Writers mostly avoid using adjectives in their writings but my grandmother was such a beautiful, kind and caring soul that for the sake of her, I can write hundreds of adjectives here.
I remember those long winter nights when we kids used to snuggle on her bed and while reminiscing about her past she would get sad but as the dreariness of cold night tried to cast its spell so did she, for while narrating stories from her past, her voice remained firm and calm.
At the time of her marriage, she was young and naive but in all her life she remained thankful to her husband who taught her to read and write. At times, when she was in mood she would tell us that due to her fair complexion she never cared much about doing makeup and would feel contended to have Tibet snow cream and red lipstick as her only makeup accessories.
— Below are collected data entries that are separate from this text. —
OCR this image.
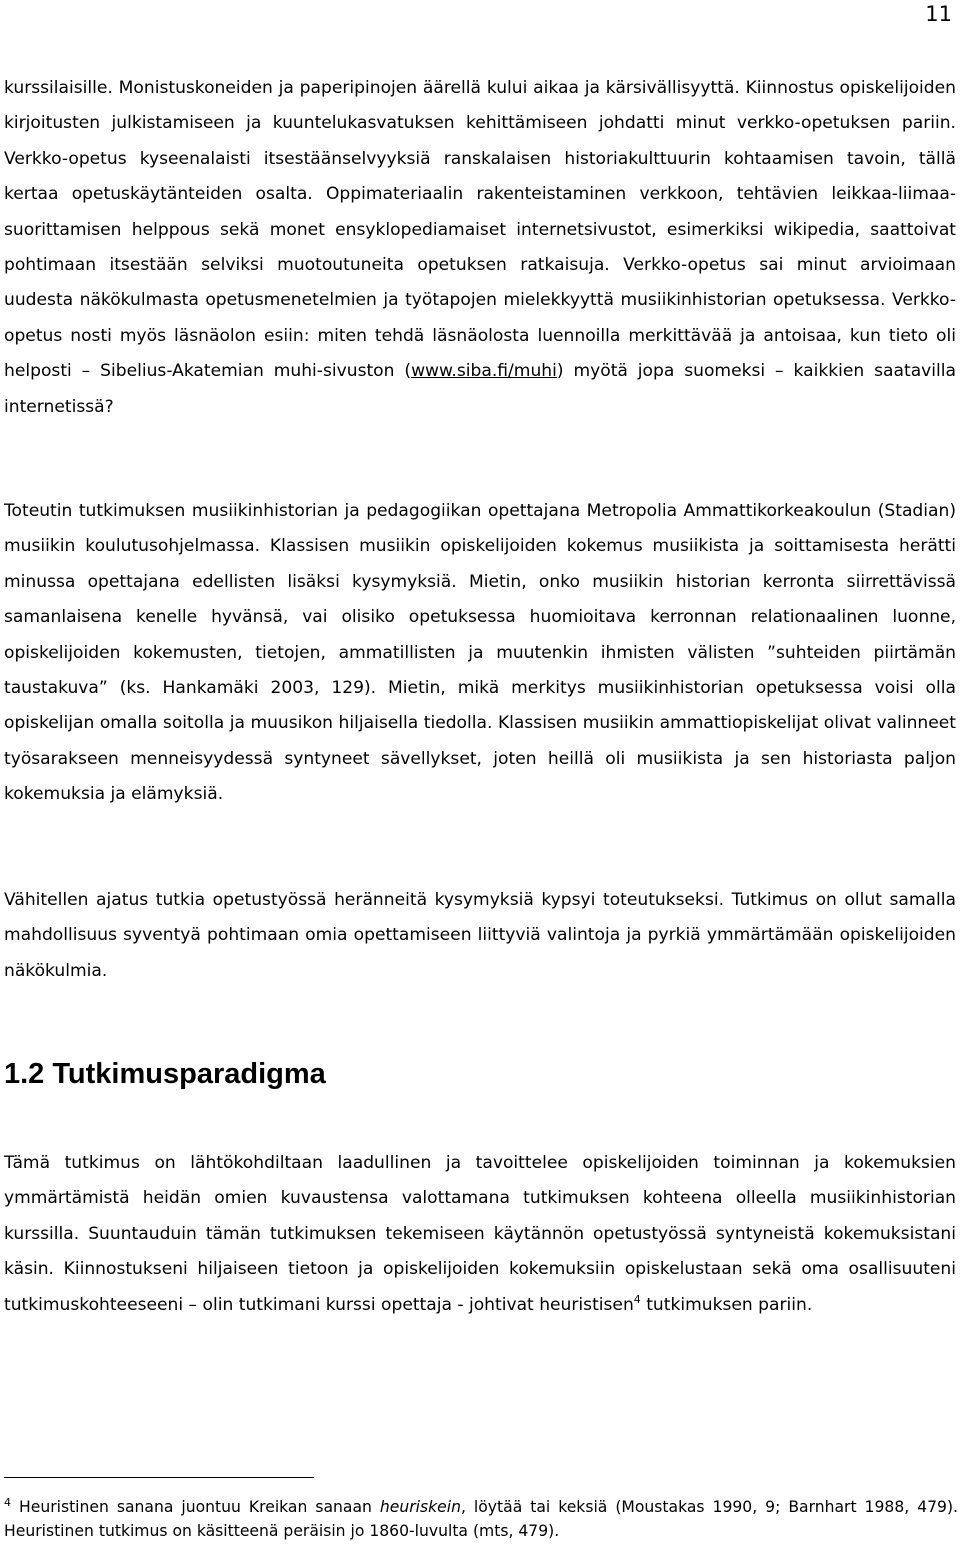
11

kurssilaisille. Monistuskoneiden ja paperipinojen äärellä kului aikaa ja kärsivällisyyttä. Kiinnostus opiskelijoiden kirjoitusten julkistamiseen ja kuuntelukasvatuksen kehittämiseen johdatti minut verkko-opetuksen pariin. Verkko-opetus kyseenalaisti itsestäänselvyyksiä ranskalaisen historiakulttuurin kohtaamisen tavoin, tällä kertaa opetuskäytänteiden osalta. Oppimateriaalin rakenteistaminen verkkoon, tehtävien leikkaa-liimaa-suorittamisen helppous sekä monet ensyklopediamaiset internetsivustot, esimerkiksi wikipedia, saattoivat pohtimaan itsestään selviksi muotoutuneita opetuksen ratkaisuja. Verkko-opetus sai minut arvioimaan uudesta näkökulmasta opetusmenetelmien ja työtapojen mielekkyyttä musiikinhistorian opetuksessa. Verkko-opetus nosti myös läsnäolon esiin: miten tehdä läsnäolosta luennoilla merkittävää ja antoisaa, kun tieto oli helposti – Sibelius-Akatemian muhi-sivuston (www.siba.fi/muhi) myötä jopa suomeksi – kaikkien saatavilla internetissä?

Toteutin tutkimuksen musiikinhistorian ja pedagogiikan opettajana Metropolia Ammattikorkeakoulun (Stadian) musiikin koulutusohjelmassa. Klassisen musiikin opiskelijoiden kokemus musiikista ja soittamisesta herätti minussa opettajana edellisten lisäksi kysymyksiä. Mietin, onko musiikin historian kerronta siirrettävissä samanlaisena kenelle hyvänsä, vai olisiko opetuksessa huomioitava kerronnan relationaalinen luonne, opiskelijoiden kokemusten, tietojen, ammatillisten ja muutenkin ihmisten välisten ”suhteiden piirtämän taustakuva” (ks. Hankamäki 2003, 129). Mietin, mikä merkitys musiikinhistorian opetuksessa voisi olla opiskelijan omalla soitolla ja muusikon hiljaisella tiedolla. Klassisen musiikin ammattiopiskelijat olivat valinneet työsarakseen menneisyydessä syntyneet sävellykset, joten heillä oli musiikista ja sen historiasta paljon kokemuksia ja elämyksiä.

Vähitellen ajatus tutkia opetustyössä heränneitä kysymyksiä kypsyi toteutukseksi. Tutkimus on ollut samalla mahdollisuus syventyä pohtimaan omia opettamiseen liittyviä valintoja ja pyrkiä ymmärtämään opiskelijoiden näkökulmia.

1.2 Tutkimusparadigma

Tämä tutkimus on lähtökohdiltaan laadullinen ja tavoittelee opiskelijoiden toiminnan ja kokemuksien ymmärtämistä heidän omien kuvaustensa valottamana tutkimuksen kohteena olleella musiikinhistorian kurssilla. Suuntauduin tämän tutkimuksen tekemiseen käytännön opetustyössä syntyneistä kokemuksistani käsin. Kiinnostukseni hiljaiseen tietoon ja opiskelijoiden kokemuksiin opiskelustaan sekä oma osallisuuteni tutkimuskohteeseeni – olin tutkimani kurssi opettaja - johtivat heuristisen$^4$ tutkimuksen pariin.

$^4$ Heuristinen sanana juontuu Kreikan sanaan heuriskein, löytää tai keksiä (Moustakas 1990, 9; Barnhart 1988, 479). Heuristinen tutkimus on käsitteenä peräisin jo 1860-luvulta (mts, 479).
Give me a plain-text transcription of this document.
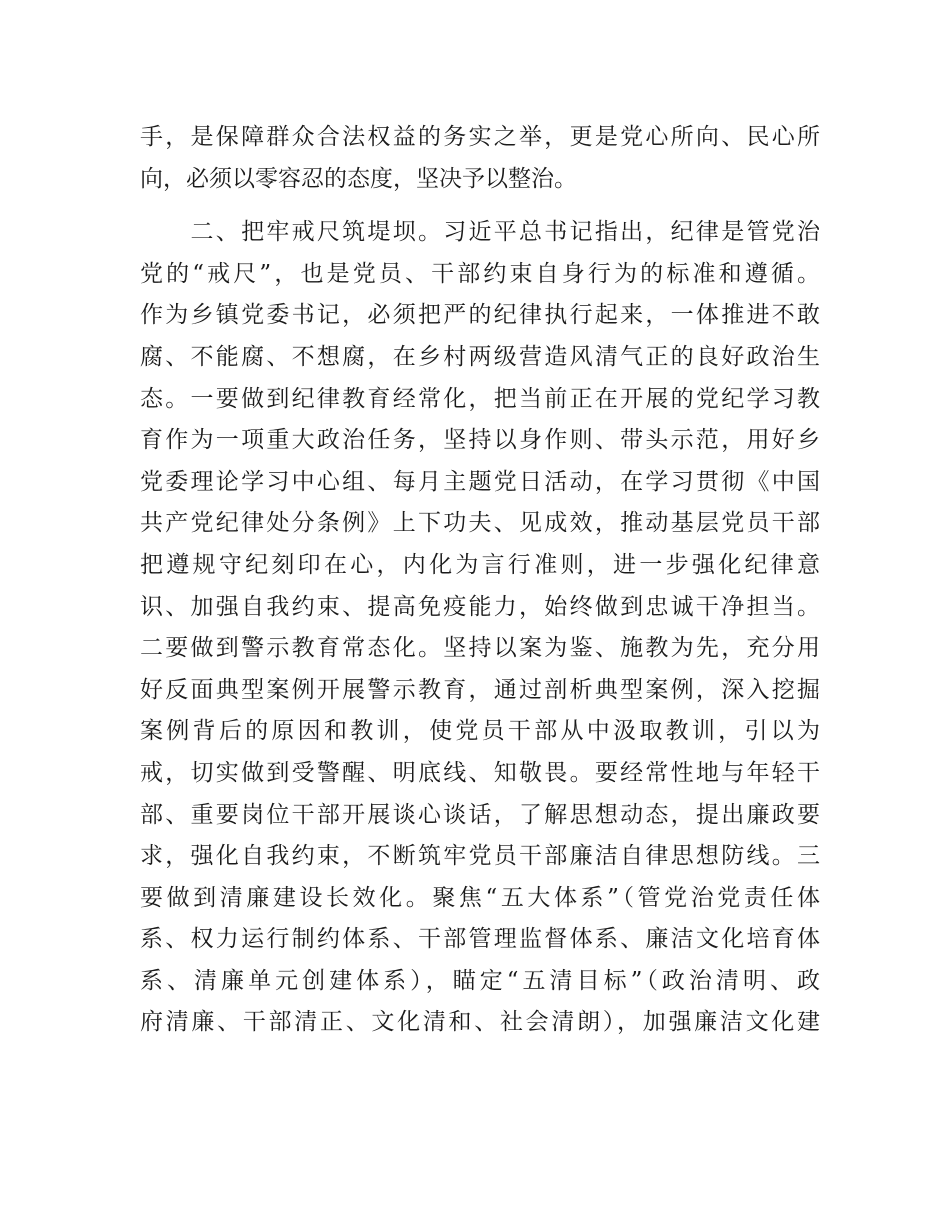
手，是保障群众合法权益的务实之举，更是党心所向、民心所
向，必须以零容忍的态度，坚决予以整治。
　　二、把牢戒尺筑堤坝。习近平总书记指出，纪律是管党治
党的“戒尺”，也是党员、干部约束自身行为的标准和遵循。
作为乡镇党委书记，必须把严的纪律执行起来，一体推进不敢
腐、不能腐、不想腐，在乡村两级营造风清气正的良好政治生
态。一要做到纪律教育经常化，把当前正在开展的党纪学习教
育作为一项重大政治任务，坚持以身作则、带头示范，用好乡
党委理论学习中心组、每月主题党日活动，在学习贯彻《中国
共产党纪律处分条例》上下功夫、见成效，推动基层党员干部
把遵规守纪刻印在心，内化为言行准则，进一步强化纪律意
识、加强自我约束、提高免疫能力，始终做到忠诚干净担当。
二要做到警示教育常态化。坚持以案为鉴、施教为先，充分用
好反面典型案例开展警示教育，通过剖析典型案例，深入挖掘
案例背后的原因和教训，使党员干部从中汲取教训，引以为
戒，切实做到受警醒、明底线、知敬畏。要经常性地与年轻干
部、重要岗位干部开展谈心谈话，了解思想动态，提出廉政要
求，强化自我约束，不断筑牢党员干部廉洁自律思想防线。三
要做到清廉建设长效化。聚焦“五大体系”（管党治党责任体
系、权力运行制约体系、干部管理监督体系、廉洁文化培育体
系、清廉单元创建体系），瞄定“五清目标”（政治清明、政
府清廉、干部清正、文化清和、社会清朗），加强廉洁文化建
Staying at home and taking care of seven kids, she didn’t find much time for herself and whenever my grandfather would buy clothes for her, she would gladly wore colors of his choice.
She was admired for her far-sightedness. In all her life, she never saw the face of school but learnt a lot from her experiences. Once, sitting with my sisters, I was joking and praying that something bad would happen to my old mobile set so that I could get freed from its burden when she heard me and in her strong voice interrupted and said,
“Mobiles are not meant to show off. There only purpose is to receive and make a call.”
Such was her vision about life and such was her simplicity that despite all difficulties in her life, she remained thankful to the blessings of Allah Almighty.
The day she died, I thought that life would never be same and today after one year when I have finally found some time to sit and contemplate, I’m wishing that something might have changed but everything seemed to remain same.
In all these past months, I wanted to stop and take rest but as weeks melt into months and months are turning into years, I’m finding little and no time to contemplate.
Life is cruel, it goes on and so do we.